Holy Roller
Julie Lyons
WaterBrook, Jun 2 2009, $18.99
ISBN: 9781400074952
Dallas reporter Julie Lyons was researching an article in the South Dallas slum involving former crack drug addicts claiming they had been miraculously healed at The Body of Christ Assembly Church. She finds the dilapidated church in an off the main road street of the ghetto. The minister especially welcomed anyone in search of God whether they were possessed, criminals, addicts, hookers or the homeless. Instead of telling them to leave, he prayed for their souls. Her article on the church became the front page of the Dallas Times Herald while Jule a middle class white female with a typical Christian upbringing found the Pentecostal Black church healing as she accepts and welcomes “the Holy Ghost and fire.”

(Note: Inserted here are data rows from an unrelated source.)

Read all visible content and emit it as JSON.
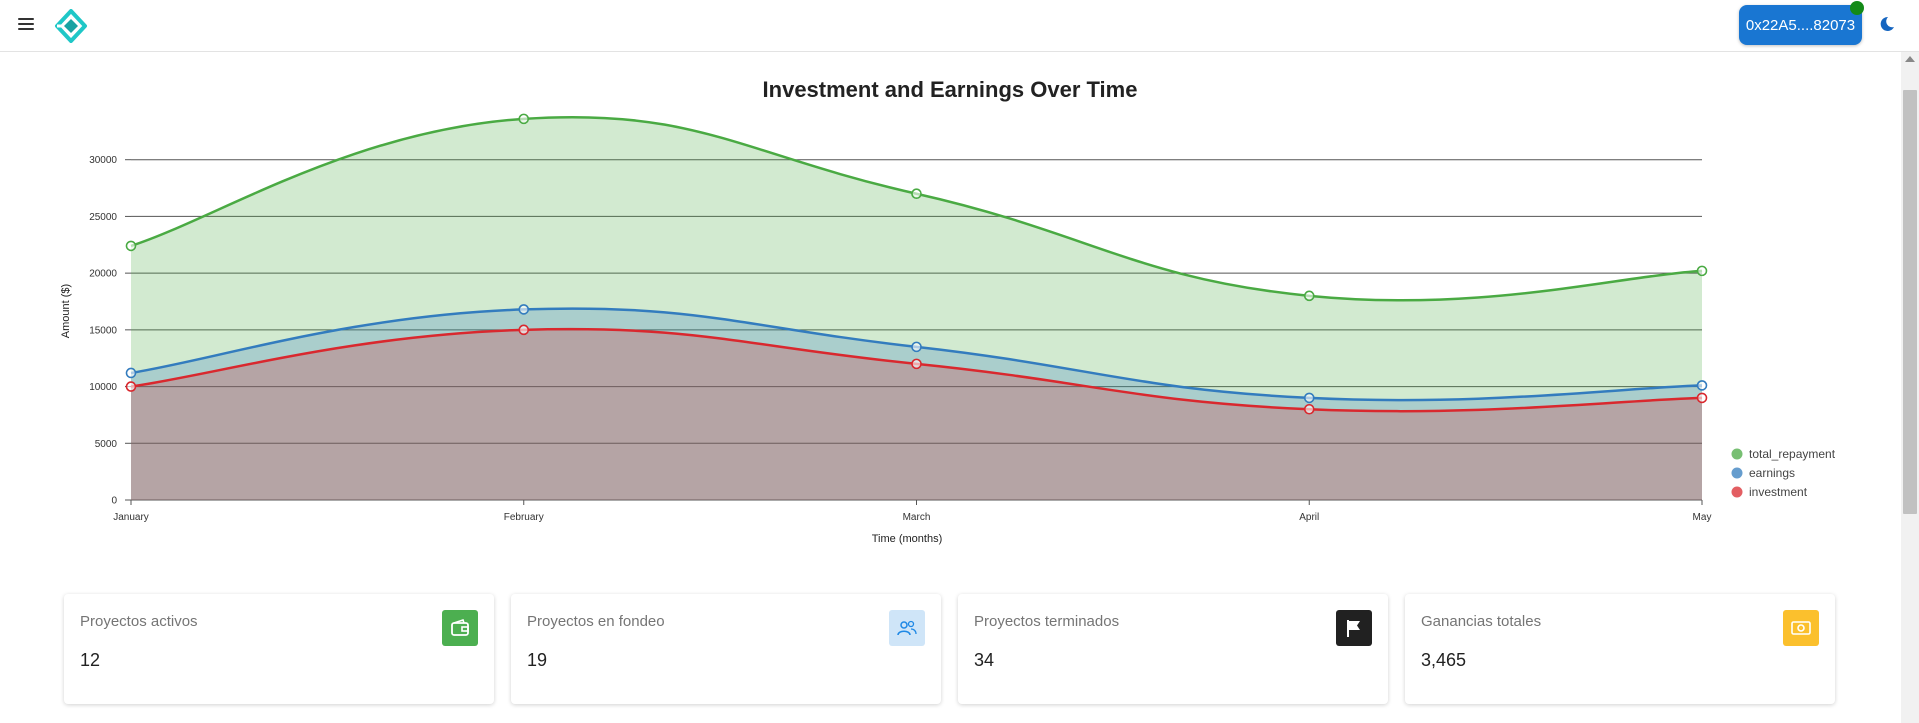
{
  "header": {
    "wallet_address": "0x22A5....82073"
  },
  "colors": {
    "total_repayment": "#4aaa43",
    "earnings": "#337cbe",
    "investment": "#d9282e",
    "wallet_button": "#1976d2",
    "status_dot": "#138a17"
  },
  "chart_data": {
    "type": "area",
    "title": "Investment and Earnings Over Time",
    "xlabel": "Time (months)",
    "ylabel": "Amount ($)",
    "categories": [
      "January",
      "February",
      "March",
      "April",
      "May"
    ],
    "ylim": [
      0,
      33500
    ],
    "y_ticks": [
      0,
      5000,
      10000,
      15000,
      20000,
      25000,
      30000
    ],
    "grid": "horizontal",
    "legend_position": "right",
    "series": [
      {
        "name": "total_repayment",
        "values": [
          22400,
          33600,
          27000,
          18000,
          20200
        ]
      },
      {
        "name": "earnings",
        "values": [
          11200,
          16800,
          13500,
          9000,
          10100
        ]
      },
      {
        "name": "investment",
        "values": [
          10000,
          15000,
          12000,
          8000,
          9000
        ]
      }
    ]
  },
  "cards": [
    {
      "label": "Proyectos activos",
      "value": "12",
      "icon": "wallet-icon",
      "color": "#4caf50"
    },
    {
      "label": "Proyectos en fondeo",
      "value": "19",
      "icon": "people-icon",
      "color": "#cfe5f8"
    },
    {
      "label": "Proyectos terminados",
      "value": "34",
      "icon": "flag-icon",
      "color": "#212121"
    },
    {
      "label": "Ganancias totales",
      "value": "3,465",
      "icon": "money-icon",
      "color": "#fbc02d"
    }
  ]
}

The best part of this memoir focuses on the impoverished flock and the co-pastors Fredrick Eddington Sr., a former drug addict with schizophrenic tendencies, and his wife Diane, who though legally blind sees life as a war between holy living and hell. The individual portraits clearly show Julie Lyons cares about the congregation and the pastors yet still enables the reader to see deep into the demons that haunt them as well as her own. Although the well written memory goes deep into the soul of each person featured, it lacks a sense of neighborhood beyond the vivid description of decay; there is no major look at the impact of the impact of abject poverty, which eats at the souls of the core flocks on causing sinning. Still this is a fascinating look at a Black Pentecostal Church trying to deliver redemption to its flock.